Does the Term “Attorneys’ Fees as Part of the Costs” Include Experts’ Fees?
The Individuals with Disabilities Education Act provides that a court “may award reasonable attorneys’ fees as part of the costs” to prevailing parents. The question here is whether that extends to compensation of experts. The Court argues that since the Act was passed under Congress’ spending power, it must be construed much like a contract (
The Court also finds the costs/expenses distinction in the paragraph of a GAO study that respondents use to argue that their reading was intended by Congress. The Court then moves on to the case law basis for its decision.
In Crawford Fitting the Court ruled that the term “costs” in 28 U.S.C. §1821 was defined by the list set out in 28 U.S.C. §1920 because to decide otherwise would be to decide that a portion of the law had been overruled. It also warned that it would not “lightly infer that Congress has repealed §§1920 and 1821.” In Casey the Court ruled that the term “reasonable attorney’s fees as part of the costs” in 42 U.S.C. §1988 did not include expert fees. Deciding that the same language has two different meanings goes against the idea that the states must be put on notice of the requirements of the law.

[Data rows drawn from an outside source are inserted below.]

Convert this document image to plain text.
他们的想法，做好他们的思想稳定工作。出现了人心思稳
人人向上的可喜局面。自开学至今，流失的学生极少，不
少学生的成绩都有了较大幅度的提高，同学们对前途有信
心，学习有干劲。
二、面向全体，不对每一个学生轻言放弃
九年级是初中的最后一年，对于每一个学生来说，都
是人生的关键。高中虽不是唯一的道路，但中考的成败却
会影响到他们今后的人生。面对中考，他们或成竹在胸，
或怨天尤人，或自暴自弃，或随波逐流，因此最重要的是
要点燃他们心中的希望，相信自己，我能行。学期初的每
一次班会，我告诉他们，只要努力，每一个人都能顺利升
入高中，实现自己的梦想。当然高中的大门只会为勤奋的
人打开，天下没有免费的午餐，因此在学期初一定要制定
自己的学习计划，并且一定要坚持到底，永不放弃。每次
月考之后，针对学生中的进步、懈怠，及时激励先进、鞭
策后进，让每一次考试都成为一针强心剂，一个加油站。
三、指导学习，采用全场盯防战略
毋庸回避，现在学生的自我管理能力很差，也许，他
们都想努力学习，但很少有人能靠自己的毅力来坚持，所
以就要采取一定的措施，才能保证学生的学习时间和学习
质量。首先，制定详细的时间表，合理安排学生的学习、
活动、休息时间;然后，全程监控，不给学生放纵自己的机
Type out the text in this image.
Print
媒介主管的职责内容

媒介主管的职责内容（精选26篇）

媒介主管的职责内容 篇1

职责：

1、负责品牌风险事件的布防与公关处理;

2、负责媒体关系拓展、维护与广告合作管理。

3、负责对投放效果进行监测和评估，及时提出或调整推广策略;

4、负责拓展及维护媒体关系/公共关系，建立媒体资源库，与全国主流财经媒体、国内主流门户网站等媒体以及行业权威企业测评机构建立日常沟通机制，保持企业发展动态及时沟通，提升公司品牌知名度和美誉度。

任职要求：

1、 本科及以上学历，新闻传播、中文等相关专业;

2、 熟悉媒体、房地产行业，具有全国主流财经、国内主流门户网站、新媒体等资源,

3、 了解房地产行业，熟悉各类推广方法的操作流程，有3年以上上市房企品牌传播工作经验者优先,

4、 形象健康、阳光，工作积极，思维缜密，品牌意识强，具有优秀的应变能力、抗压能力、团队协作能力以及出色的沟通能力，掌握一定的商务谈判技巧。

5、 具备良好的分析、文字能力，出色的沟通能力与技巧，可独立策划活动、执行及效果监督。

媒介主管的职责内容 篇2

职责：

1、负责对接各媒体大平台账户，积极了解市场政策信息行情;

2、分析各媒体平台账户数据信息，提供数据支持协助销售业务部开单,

The lower court noted a conference committee report that said “the conferees inted[ed] that the term ‘attorneys’ fees as part of the costs’ include reasonable expenses and fees of expert witnesses and the reasonable costs of any test or evaluation which is found to be necessary for the preparation of the … case.” While this may be a genuine expression of a legislative intent to coin a term of art, the Court rejects the argument because (a) it does not make the requirements of the law on the states unequivocal, and (b) it implicitly recognizes that the ordinary meaning of the terms does not include expert fees.
Respondents argue that their interpretation comports with the overarching goals of the law, but the Court finds these goals to be too general to clearly convey a legal obligation on the states. “In a spending clause case, the key is not what a majority of Members of both houses intended but what the States are clearly told regarding the conditions that go along with the acceptance of those funds.”

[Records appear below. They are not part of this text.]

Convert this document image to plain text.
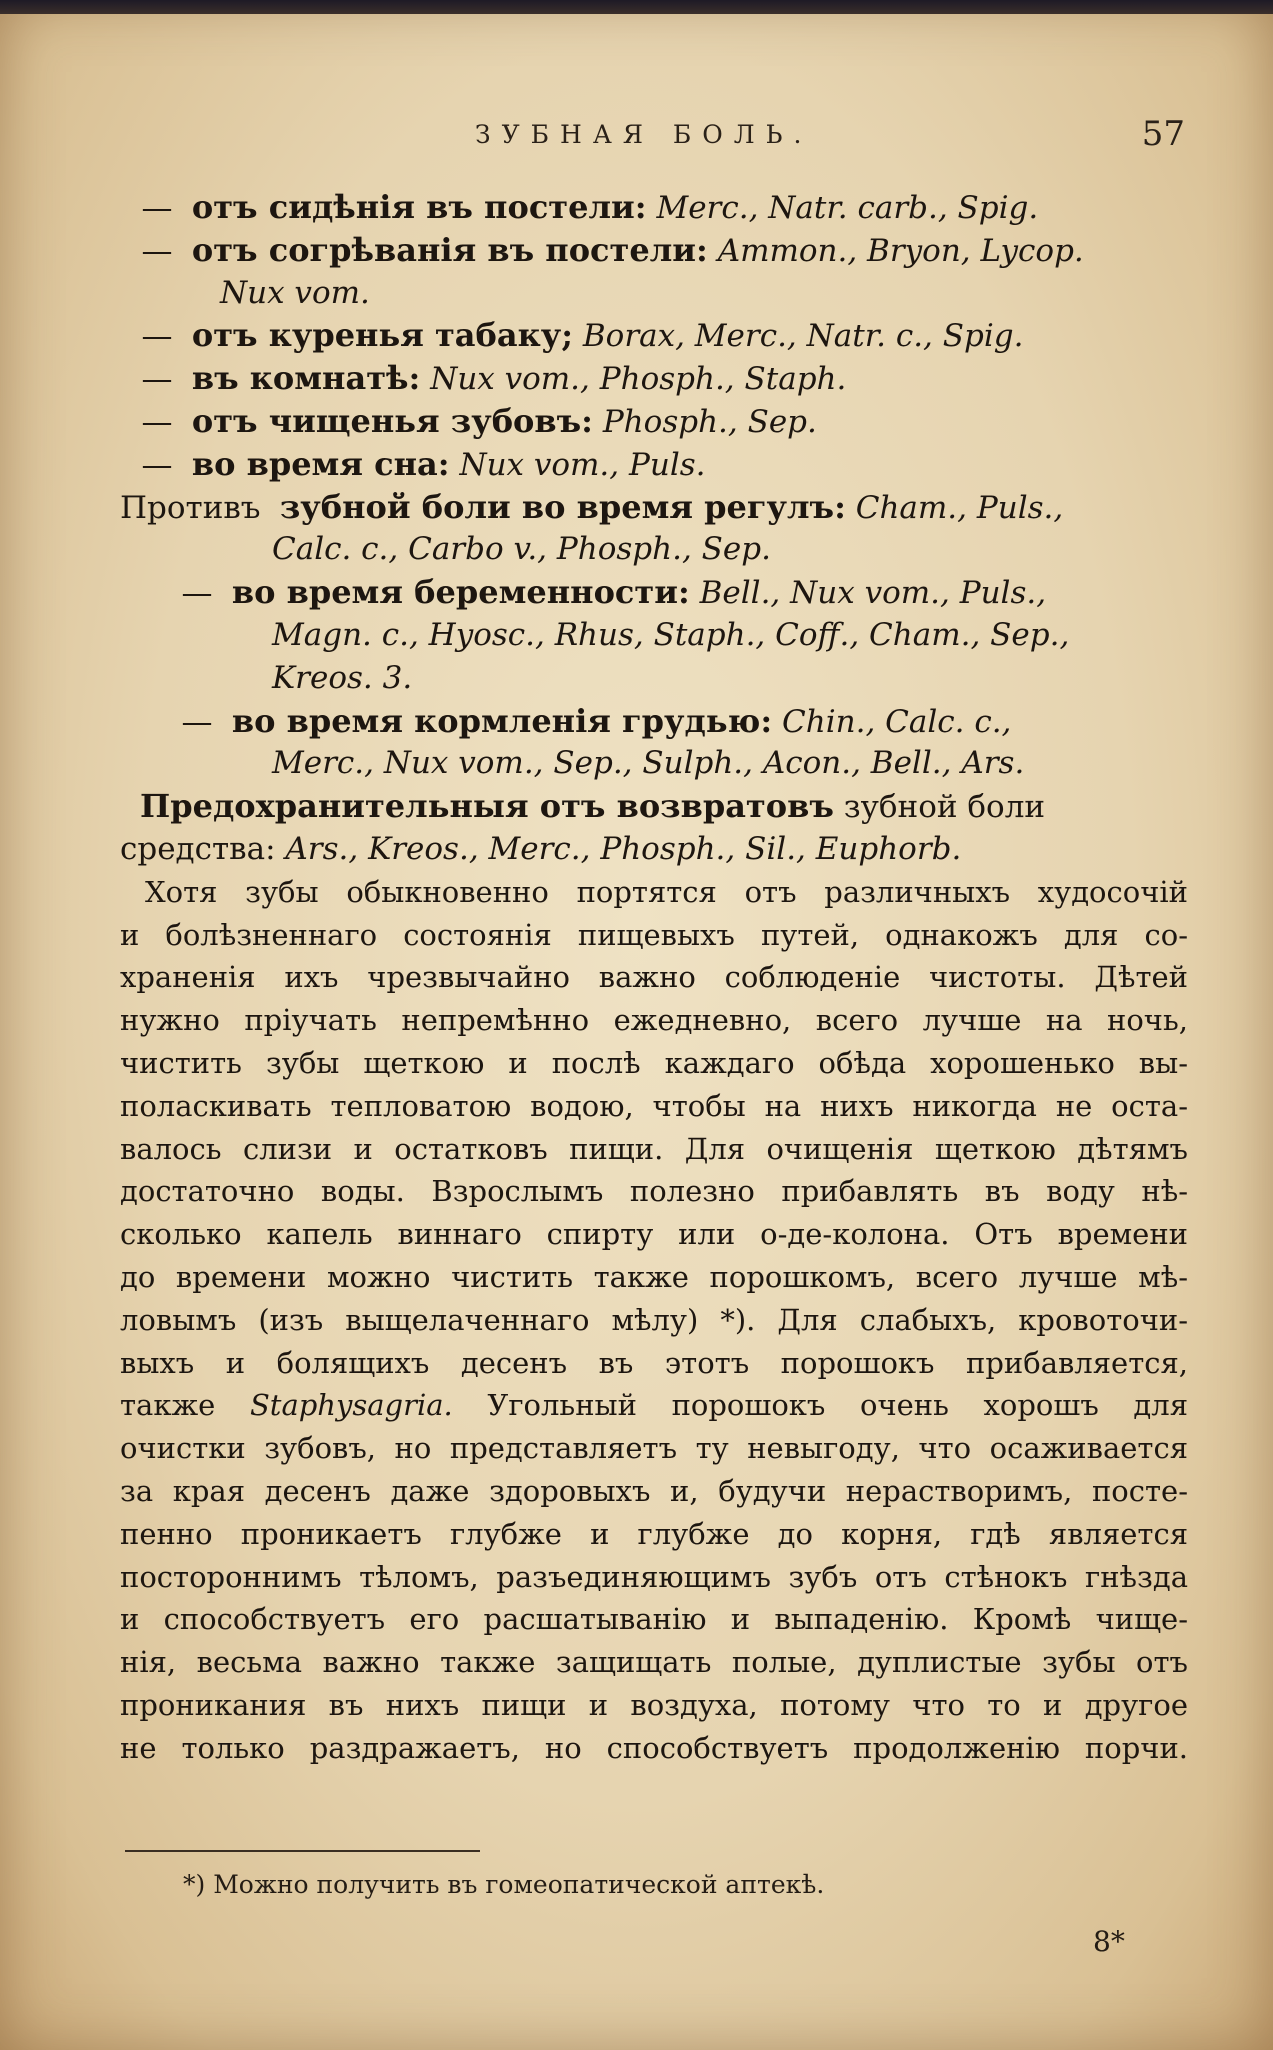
ЗУБНАЯ БОЛЬ.	57
— отъ сидѣнія въ постели: Merc., Natr. carb., Spig.
— отъ согрѣванія въ постели: Ammon., Bryon, Lycop.
Nux vom.
— отъ куренья табаку; Borax, Merc., Natr. c., Spig.
— въ комнатѣ: Nux vom., Phosph., Staph.
— отъ чищенья зубовъ: Phosph., Sep.
— во время сна: Nux vom., Puls.
Противъ зубной боли во время регулъ: Cham., Puls.,
Calc. c., Carbo v., Phosph., Sep.
— во время беременности: Bell., Nux vom., Puls.,
Magn. c., Hyosc., Rhus, Staph., Coff., Cham., Sep.,
Kreos. 3.
— во время кормленія грудью: Chin., Calc. c.,
Merc., Nux vom., Sep., Sulph., Acon., Bell., Ars.
Предохранительныя отъ возвратовъ зубной боли
средства: Ars., Kreos., Merc., Phosph., Sil., Euphorb.
Хотя зубы обыкновенно портятся отъ различныхъ худосочій
и болѣзненнаго состоянія пищевыхъ путей, однакожъ для со-
храненія ихъ чрезвычайно важно соблюденіе чистоты. Дѣтей
нужно пріучать непремѣнно ежедневно, всего лучше на ночь,
чистить зубы щеткою и послѣ каждаго обѣда хорошенько вы-
поласкивать тепловатою водою, чтобы на нихъ никогда не оста-
валось слизи и остатковъ пищи. Для очищенія щеткою дѣтямъ
достаточно воды. Взрослымъ полезно прибавлять въ воду нѣ-
сколько капель виннаго спирту или о-де-колона. Отъ времени
до времени можно чистить также порошкомъ, всего лучше мѣ-
ловымъ (изъ выщелаченнаго мѣлу) *). Для слабыхъ, кровоточи-
выхъ и болящихъ десенъ въ этотъ порошокъ прибавляется,
также Staphysagria. Угольный порошокъ очень хорошъ для
очистки зубовъ, но представляетъ ту невыгоду, что осаживается
за края десенъ даже здоровыхъ и, будучи нерастворимъ, посте-
пенно проникаетъ глубже и глубже до корня, гдѣ является
постороннимъ тѣломъ, разъединяющимъ зубъ отъ стѣнокъ гнѣзда
и способствуетъ его расшатыванію и выпаденію. Кромѣ чище-
нія, весьма важно также защищать полые, дуплистые зубы отъ
проникания въ нихъ пищи и воздуха, потому что то и другое
не только раздражаетъ, но способствуетъ продолженію порчи.
*) Можно получить въ гомеопатической аптекѣ.
8*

Justice Ginsburg objects to the extraction of a ‘clear notice’ requirement from Pennhurst because this case does not concern the Spending Clause framework, but remedies available against a noncomplying district.

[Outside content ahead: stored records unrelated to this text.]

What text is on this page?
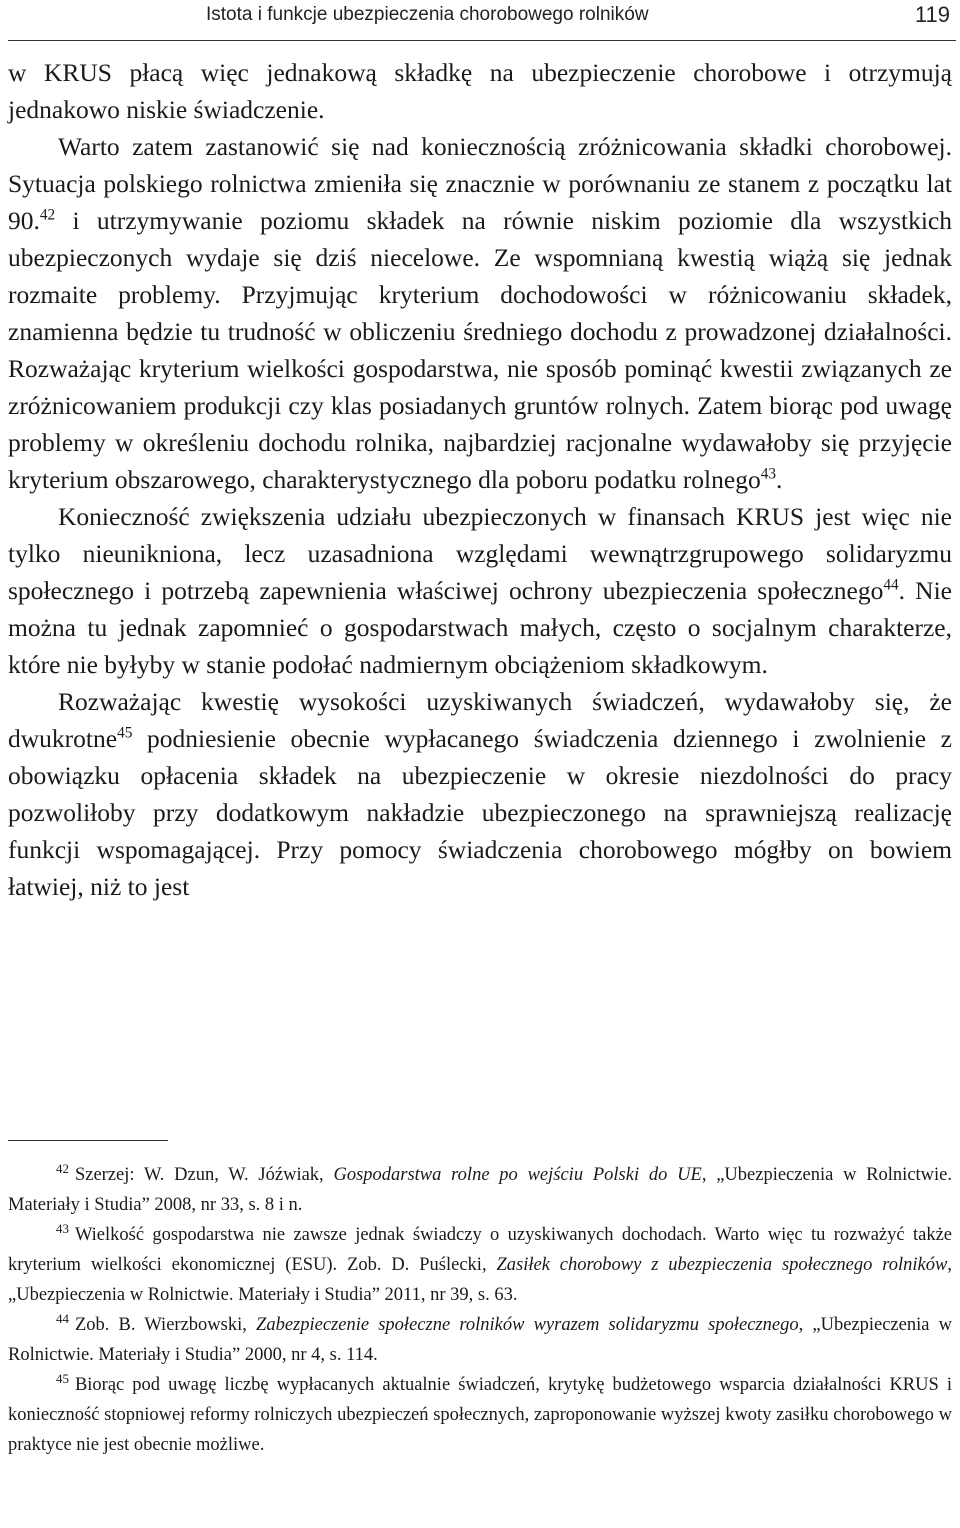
Istota i funkcje ubezpieczenia chorobowego rolników	119

w KRUS płacą więc jednakową składkę na ubezpieczenie chorobowe i otrzymują jednakowo niskie świadczenie.

Warto zatem zastanowić się nad koniecznością zróżnicowania składki chorobowej. Sytuacja polskiego rolnictwa zmieniła się znacznie w porównaniu ze stanem z początku lat 90.42 i utrzymywanie poziomu składek na równie niskim poziomie dla wszystkich ubezpieczonych wydaje się dziś niecelowe. Ze wspomnianą kwestią wiążą się jednak rozmaite problemy. Przyjmując kryterium dochodowości w różnicowaniu składek, znamienna będzie tu trudność w obliczeniu średniego dochodu z prowadzonej działalności. Rozważając kryterium wielkości gospodarstwa, nie sposób pominąć kwestii związanych ze zróżnicowaniem produkcji czy klas posiadanych gruntów rolnych. Zatem biorąc pod uwagę problemy w określeniu dochodu rolnika, najbardziej racjonalne wydawałoby się przyjęcie kryterium obszarowego, charakterystycznego dla poboru podatku rolnego$^{43}$.

Konieczność zwiększenia udziału ubezpieczonych w finansach KRUS jest więc nie tylko nieunikniona, lecz uzasadniona względami wewnątrzgrupowego solidaryzmu społecznego i potrzebą zapewnienia właściwej ochrony ubezpieczenia społecznego$^{44}$. Nie można tu jednak zapomnieć o gospodarstwach małych, często o socjalnym charakterze, które nie byłyby w stanie podołać nadmiernym obciążeniom składkowym.

Rozważając kwestię wysokości uzyskiwanych świadczeń, wydawałoby się, że dwukrotne$^{45}$ podniesienie obecnie wypłacanego świadczenia dziennego i zwolnienie z obowiązku opłacenia składek na ubezpieczenie w okresie niezdolności do pracy pozwoliłoby przy dodatkowym nakładzie ubezpieczonego na sprawniejszą realizację funkcji wspomagającej. Przy pomocy świadczenia chorobowego mógłby on bowiem łatwiej, niż to jest

$^{42}$ Szerzej: W. Dzun, W. Jóźwiak, Gospodarstwa rolne po wejściu Polski do UE, „Ubezpieczenia w Rolnictwie. Materiały i Studia” 2008, nr 33, s. 8 i n.

$^{43}$ Wielkość gospodarstwa nie zawsze jednak świadczy o uzyskiwanych dochodach. Warto więc tu rozważyć także kryterium wielkości ekonomicznej (ESU). Zob. D. Puślecki, Zasiłek chorobowy z ubezpieczenia społecznego rolników, „Ubezpieczenia w Rolnictwie. Materiały i Studia” 2011, nr 39, s. 63.

$^{44}$ Zob. B. Wierzbowski, Zabezpieczenie społeczne rolników wyrazem solidaryzmu społecznego, „Ubezpieczenia w Rolnictwie. Materiały i Studia” 2000, nr 4, s. 114.

$^{45}$ Biorąc pod uwagę liczbę wypłacanych aktualnie świadczeń, krytykę budżetowego wsparcia działalności KRUS i konieczność stopniowej reformy rolniczych ubezpieczeń społecznych, zaproponowanie wyższej kwoty zasiłku chorobowego w praktyce nie jest obecnie możliwe.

Justices Breyer, Stevens, and Souter emphasize the Conference Committee report as an expression of legislative intent and argue that this interpretation furthers the IDEA’s statutorily defined purposes. When passing the IDEA several senators introduced a bill that would have put a cap on the fees, but would have explicitly authorized the award of witness fees and other reasonable expenses, in addition to attorney fees. Its replacement also allowed a parent to recover attorney’s fees “in addition to the costs,” language which was described as “enable[ing] courts to compensate parents for whatever reasonable costs they had to incur to fully sercure what was guaranteed to them by the EHA.” Meanwhile, the House version provided for “attorneys’ fees, expenses and costs.” These phrases were changed to what they are today, according to the conference report, in order to “ incorporate the Supreme Court[‘s] Marek v. Chesny decision. The conferees intended… (see above).”
The dissent warns that today’s ruling will restrict the primary purpose of the Act by reinstituting obstacles to the vindication that the Act provides. IDEA has been interpreted in the past without any reference to clear-statement rules or to the Spending Clause. Also, “neither Pennhurst nor any other case suggests that every spending detail of a Spending Clause statute must be spelled out with unusual clarity.” Besides, judicial filling-in is to be expected, and the States would have accepted the funds anyway. The states could have anticipated some requirement, and the dissent believes that its interpretation is not so far out of line that it would pose an unfair burden on the states. The dissent suggests that the law should be read as implying a general power to award costs, while specifying reasonable attorneys’ fees among them.
Additionally, the cost list that the majority uses applies only in federal court, which makes no sense here as the actions must begin in state court. Addressing the argument that the traditional scope of the term of art “costs” does not include expert fees, the dissent believes that the congressional intent is sufficient to demonstrate that the term was not meant as a term of art.